Guinée : MILIEU HOSPITALIER DE CONAKRY : L'ARGENT D'ABORD, LES SOINS...ENSUITE !
22 août 2005
On ne le dira jamais assez. Après les CHU, qui sont devenus des mouroirs, les cliniques dites privées sont en train de prendre le relais. Tout simplement parce qu’aujourd’hui nos médecins se sont comme assignés pour mission de s’enrichir et, pour ce faire, se sont engagés dans une course effrénée pour l’argent.
Dès lors, il est devenu courant pour ceux qui accompagnent un malade de s’entendre poser la question suivante : ‘’Qui le prend en charge ?’’
Si jamais, le malade et/ou son accompagnateur n’ont pas d’argent liquide sur eux, le médecin affiche aussitôt une indifférence qui confine au mépris. L’on est parfois tenté à se demander si le personnel soignant est rétribué par l’employeur (Etat ou privé). Si cette attitude de nos médecins et autres auxiliaires de santé, qui les apparente plus aux commerçants et autres trafiquants, ne florissait, il n’y a pas longtemps encore, que dans les centres hospitaliers publics, ce n’est plus le cas.
Nombre de nos concitoyens aisés qui s’étaient rabattus sur les cliniques privées pour tous leurs soins ainsi que ceux de leur famille déchantent aujourd’hui, très amèrement même. Car depuis un certains temps, l’on s’est rendu compte que ce sont les mêmes médecins qui font le roulement entre les hôpitaux d’Etat et les cliniques privées.

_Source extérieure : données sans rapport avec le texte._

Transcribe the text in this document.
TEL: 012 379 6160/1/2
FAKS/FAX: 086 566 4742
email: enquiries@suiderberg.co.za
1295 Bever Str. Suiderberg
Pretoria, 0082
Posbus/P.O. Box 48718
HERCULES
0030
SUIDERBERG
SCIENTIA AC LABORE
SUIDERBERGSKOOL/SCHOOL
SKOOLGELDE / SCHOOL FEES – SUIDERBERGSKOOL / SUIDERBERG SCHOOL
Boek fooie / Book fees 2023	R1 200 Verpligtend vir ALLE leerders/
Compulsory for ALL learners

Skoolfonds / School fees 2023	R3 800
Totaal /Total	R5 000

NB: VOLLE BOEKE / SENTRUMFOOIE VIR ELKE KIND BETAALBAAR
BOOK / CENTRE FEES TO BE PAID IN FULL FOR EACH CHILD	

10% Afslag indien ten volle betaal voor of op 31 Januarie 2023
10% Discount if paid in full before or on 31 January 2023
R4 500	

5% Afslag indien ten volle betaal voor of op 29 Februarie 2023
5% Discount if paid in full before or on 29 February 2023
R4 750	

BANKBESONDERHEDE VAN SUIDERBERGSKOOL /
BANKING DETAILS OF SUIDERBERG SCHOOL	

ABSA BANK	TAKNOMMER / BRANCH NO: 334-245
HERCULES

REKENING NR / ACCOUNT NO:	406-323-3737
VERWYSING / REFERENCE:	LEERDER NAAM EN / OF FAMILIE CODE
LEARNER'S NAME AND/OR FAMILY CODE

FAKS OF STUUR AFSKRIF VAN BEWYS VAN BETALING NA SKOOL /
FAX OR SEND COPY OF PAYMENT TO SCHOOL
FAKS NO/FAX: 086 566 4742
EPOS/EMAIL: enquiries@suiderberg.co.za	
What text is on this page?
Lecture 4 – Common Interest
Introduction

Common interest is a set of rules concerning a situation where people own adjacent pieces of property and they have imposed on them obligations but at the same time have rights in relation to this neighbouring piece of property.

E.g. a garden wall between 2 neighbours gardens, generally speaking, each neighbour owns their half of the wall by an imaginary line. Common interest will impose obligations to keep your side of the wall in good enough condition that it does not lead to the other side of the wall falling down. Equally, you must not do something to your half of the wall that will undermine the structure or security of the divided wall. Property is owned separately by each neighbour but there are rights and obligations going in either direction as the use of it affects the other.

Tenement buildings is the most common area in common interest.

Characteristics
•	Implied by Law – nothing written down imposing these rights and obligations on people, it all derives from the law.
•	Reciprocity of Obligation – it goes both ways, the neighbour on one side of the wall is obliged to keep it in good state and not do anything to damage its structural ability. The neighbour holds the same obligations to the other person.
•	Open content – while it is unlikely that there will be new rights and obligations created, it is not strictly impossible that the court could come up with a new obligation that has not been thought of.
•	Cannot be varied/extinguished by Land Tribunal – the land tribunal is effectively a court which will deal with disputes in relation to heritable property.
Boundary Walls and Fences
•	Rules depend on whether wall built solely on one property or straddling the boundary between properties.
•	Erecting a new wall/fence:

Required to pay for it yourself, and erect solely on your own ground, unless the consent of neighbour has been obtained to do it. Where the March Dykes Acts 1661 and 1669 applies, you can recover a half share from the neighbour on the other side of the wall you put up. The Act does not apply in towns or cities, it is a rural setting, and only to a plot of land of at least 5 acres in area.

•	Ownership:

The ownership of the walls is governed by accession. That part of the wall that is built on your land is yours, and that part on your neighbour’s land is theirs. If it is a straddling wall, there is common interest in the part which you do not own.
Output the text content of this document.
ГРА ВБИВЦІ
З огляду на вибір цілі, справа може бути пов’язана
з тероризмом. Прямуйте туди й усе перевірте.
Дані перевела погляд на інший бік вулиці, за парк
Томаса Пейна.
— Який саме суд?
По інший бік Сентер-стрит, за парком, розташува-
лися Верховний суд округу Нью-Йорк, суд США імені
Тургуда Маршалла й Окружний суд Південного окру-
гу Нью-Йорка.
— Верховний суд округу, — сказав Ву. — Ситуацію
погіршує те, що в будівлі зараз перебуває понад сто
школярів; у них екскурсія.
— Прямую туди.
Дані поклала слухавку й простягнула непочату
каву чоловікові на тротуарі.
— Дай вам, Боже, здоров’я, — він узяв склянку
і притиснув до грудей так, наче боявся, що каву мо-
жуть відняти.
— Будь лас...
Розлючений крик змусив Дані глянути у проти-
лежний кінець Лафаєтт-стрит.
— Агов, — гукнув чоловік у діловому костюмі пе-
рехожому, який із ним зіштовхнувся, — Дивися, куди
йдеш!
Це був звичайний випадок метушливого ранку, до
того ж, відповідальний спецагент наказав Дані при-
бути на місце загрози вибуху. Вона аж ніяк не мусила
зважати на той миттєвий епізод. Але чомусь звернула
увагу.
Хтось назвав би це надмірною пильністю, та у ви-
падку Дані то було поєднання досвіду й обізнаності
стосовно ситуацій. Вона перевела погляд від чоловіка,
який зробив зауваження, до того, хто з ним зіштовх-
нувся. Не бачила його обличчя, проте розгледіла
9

Ainsi donc, et tout ‘’naturellement’’ le même comportement a fait tâche d’huile au sein de celles-là. Comme l’a fait remarquer un ancien patient déçu, ces dernières ont fini par attraper le virus de l’argent facile.
En effet, le constat qui s’impose c’est que ‘’sans argent pas de traitement’’, c’est avéré et c’est malheureusement le mot d’ordre dans presque toutes nos cliniques. Il serait facile pour les propriétaires de cliniques privées d’arguer que leurs établissements ne font pas dans l’œuvre caritative. Et ils auront certainement raison mais que dire du serment d’Hippocrate ?
Et que dire, tout bilan fait, hors même du rapport qualité /coût de service, du sort réservé à la caisse dite pour indigents (dont tout centre médical, quelle que soit sa taille, dispose pour venir en aide à ceux qui n’ont rien mais ont aussi le droit de vivre en bonne santé) ?
Il y a autre chose, autrement très grave. Il est courant pour nos cliniciens d’évacuer des malades, si ce n’est à Dakar, au Maroc ou le diable ne sait où. Parce que tout simplement nos toubibs n’ont pu diagnostiquer la maladie. Manque de compétence, réseau élargi pour dépouiller le riche patient ou tout simplement négligence… coupable ? Allez savoir…
Dans tous les cas, ce sujet étant fondamental et la question de santé vitale, nous nous sommes penchés dessus et recueillons actuellement différents témoignages pour apporter la preuve que pour nos médecins le serment d’Hippocrate est aux calendes grecques. Nous y reviendrons. Affaire à suivre donc.